The big unknown is how America's surface transportation infrastructure will be paid for in the future. Reliance on the gasoline tax has proven misguided since it is not applied to vehicles that don't use fossil fuels, the amounts levied drop as fuel efficiency rises, and the tax rates are not adjusted for inflation. Federal, state, and local governments rely increasingly on "general purpose" taxes on sales, property, and income to pay for roads.

This scheme is both inefficient and inequitable. It is inefficient because there is very little financial relationship between road use and general purpose taxes paid. Without facing financial consequences of road use directly, users will tend to use more roads, which means more highway financing is required.

It is inequitable because lower income households pay disproportionate shares of their income for general purpose taxes than higher income households, yet they use roads less.
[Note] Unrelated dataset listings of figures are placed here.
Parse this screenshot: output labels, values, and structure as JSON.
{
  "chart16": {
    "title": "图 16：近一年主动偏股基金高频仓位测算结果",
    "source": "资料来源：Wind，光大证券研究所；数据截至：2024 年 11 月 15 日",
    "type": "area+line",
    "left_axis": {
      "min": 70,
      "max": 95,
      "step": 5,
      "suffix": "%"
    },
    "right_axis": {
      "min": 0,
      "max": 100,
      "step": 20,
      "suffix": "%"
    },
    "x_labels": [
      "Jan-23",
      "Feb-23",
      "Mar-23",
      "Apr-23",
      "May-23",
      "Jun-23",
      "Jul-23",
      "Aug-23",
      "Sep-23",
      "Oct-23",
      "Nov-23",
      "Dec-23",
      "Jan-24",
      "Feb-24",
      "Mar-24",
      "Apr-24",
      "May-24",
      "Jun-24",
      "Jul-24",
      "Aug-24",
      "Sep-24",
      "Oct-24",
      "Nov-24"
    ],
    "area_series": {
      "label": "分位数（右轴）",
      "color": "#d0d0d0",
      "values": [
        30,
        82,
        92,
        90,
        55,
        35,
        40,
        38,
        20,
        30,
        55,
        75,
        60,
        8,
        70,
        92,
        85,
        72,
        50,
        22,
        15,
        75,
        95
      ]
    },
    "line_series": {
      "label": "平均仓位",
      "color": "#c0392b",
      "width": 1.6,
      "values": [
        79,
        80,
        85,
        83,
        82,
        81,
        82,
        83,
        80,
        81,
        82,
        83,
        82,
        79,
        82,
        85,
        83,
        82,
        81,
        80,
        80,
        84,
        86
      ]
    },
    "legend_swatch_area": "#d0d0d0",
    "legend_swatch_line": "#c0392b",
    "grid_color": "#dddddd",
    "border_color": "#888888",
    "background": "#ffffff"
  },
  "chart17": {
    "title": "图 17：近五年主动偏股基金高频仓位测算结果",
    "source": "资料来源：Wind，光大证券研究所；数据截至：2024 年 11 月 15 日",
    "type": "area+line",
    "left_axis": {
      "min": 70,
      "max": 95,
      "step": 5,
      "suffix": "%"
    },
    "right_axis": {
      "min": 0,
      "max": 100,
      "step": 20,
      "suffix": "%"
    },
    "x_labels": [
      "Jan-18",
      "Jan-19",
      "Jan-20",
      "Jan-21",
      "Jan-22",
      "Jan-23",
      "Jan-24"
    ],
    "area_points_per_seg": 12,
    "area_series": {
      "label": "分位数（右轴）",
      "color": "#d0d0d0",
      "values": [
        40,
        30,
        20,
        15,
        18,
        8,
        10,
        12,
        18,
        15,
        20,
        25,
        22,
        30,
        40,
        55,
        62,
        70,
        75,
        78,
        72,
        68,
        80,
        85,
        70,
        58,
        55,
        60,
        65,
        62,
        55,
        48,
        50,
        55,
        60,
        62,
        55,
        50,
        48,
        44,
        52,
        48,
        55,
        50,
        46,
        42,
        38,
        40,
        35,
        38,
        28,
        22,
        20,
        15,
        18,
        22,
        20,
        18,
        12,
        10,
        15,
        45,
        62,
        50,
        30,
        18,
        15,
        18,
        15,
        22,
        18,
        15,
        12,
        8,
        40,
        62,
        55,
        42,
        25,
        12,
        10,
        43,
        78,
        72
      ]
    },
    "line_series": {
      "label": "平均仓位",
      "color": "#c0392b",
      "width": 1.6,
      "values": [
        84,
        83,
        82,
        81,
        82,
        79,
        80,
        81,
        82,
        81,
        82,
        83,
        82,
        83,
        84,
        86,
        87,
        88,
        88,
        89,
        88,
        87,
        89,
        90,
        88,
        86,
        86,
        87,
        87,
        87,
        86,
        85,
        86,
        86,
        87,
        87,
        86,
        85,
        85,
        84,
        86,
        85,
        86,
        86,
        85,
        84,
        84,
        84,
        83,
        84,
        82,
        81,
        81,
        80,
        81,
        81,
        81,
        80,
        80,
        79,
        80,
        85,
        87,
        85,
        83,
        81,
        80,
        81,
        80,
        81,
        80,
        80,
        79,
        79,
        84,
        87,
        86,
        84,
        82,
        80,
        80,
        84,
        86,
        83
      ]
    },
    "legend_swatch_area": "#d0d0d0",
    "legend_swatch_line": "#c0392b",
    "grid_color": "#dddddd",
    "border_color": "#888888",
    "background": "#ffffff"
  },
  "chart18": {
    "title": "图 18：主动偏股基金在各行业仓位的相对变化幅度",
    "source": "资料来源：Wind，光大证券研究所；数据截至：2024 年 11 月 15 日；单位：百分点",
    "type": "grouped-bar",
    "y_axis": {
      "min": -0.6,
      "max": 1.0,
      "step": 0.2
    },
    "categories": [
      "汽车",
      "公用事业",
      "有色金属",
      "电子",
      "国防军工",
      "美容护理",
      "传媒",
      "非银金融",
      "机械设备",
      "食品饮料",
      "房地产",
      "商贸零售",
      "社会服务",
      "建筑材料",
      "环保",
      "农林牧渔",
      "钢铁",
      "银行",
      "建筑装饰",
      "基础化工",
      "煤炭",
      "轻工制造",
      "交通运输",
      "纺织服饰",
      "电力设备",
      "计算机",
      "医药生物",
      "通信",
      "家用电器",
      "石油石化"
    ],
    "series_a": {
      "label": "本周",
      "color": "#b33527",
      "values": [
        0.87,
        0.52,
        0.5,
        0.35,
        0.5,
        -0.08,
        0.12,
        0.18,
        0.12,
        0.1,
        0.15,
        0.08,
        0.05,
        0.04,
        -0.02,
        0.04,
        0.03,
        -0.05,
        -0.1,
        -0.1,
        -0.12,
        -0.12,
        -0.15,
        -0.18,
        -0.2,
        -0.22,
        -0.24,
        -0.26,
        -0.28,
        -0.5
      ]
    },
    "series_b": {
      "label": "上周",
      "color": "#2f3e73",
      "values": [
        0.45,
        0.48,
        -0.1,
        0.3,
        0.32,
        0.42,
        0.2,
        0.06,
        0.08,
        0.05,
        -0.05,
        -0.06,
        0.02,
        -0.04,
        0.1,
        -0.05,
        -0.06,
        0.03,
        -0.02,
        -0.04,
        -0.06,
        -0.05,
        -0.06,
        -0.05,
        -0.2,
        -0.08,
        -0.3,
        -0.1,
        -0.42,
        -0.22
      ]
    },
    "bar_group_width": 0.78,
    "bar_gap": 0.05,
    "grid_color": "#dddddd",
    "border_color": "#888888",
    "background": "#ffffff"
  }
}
In effect, through general purpose taxes used for roads, lower income households subsidize higher income ones.

There are plenty of land-use planning implications of CAVs. Besides those very real, and specific implications, planners play a broader role: They must redouble efforts to assure that CAV-influenced development occurs in accordance with comprehensive plans.

Those plans need to address longer term implications of CAVs on urban form, urban infill and redevelopment, complete streets, natural and resource landscapes, housing needs, and especially transportation financing to achieve efficiency and equity.

APA is already at the forefront of creating dialogue on these and related implications of CAVs, and it's a good thing — because unless planners assert ourselves in the long-term planning debate now, we might just get run over in the race to the future.

Arthur C. Nelson is professor of planning and real estate development at the University of Arizona. He has more than 40 years' experience in planning and development finance.


How Much Will This Cost?

No one knows for sure, but here are some of the numbers — not accounting, of course, for financing and continuing costs. This is a reasonable guess of the cost to accommodate CAVs in all but the most remote areas of the U.S.

Miles to Be Upgraded

1.5 Million Urban Road Lane Miles +

5 Million of 6.5 Million Rural Lane Miles =

6.5 Million Existing Lane Miles Upgraded for Driverless Cars

Initial Cost

$300,000+ Per Lane Mile* X

6.5 Million Miles =

$2 Trillion Total Initial Capital Cost, Rounded**

*This includes capital upgrades plus fixing deferred repairs, redesign, and technology installations, but assumes no new lane miles. Thousands of new lane miles may be needed to separate driverless from conventional cars until and if AVs take to the roadways.

**The latest scorecard by the American Society of Civil Engineers indicates that deferred maintenance on existing roads exceeds $800 billion.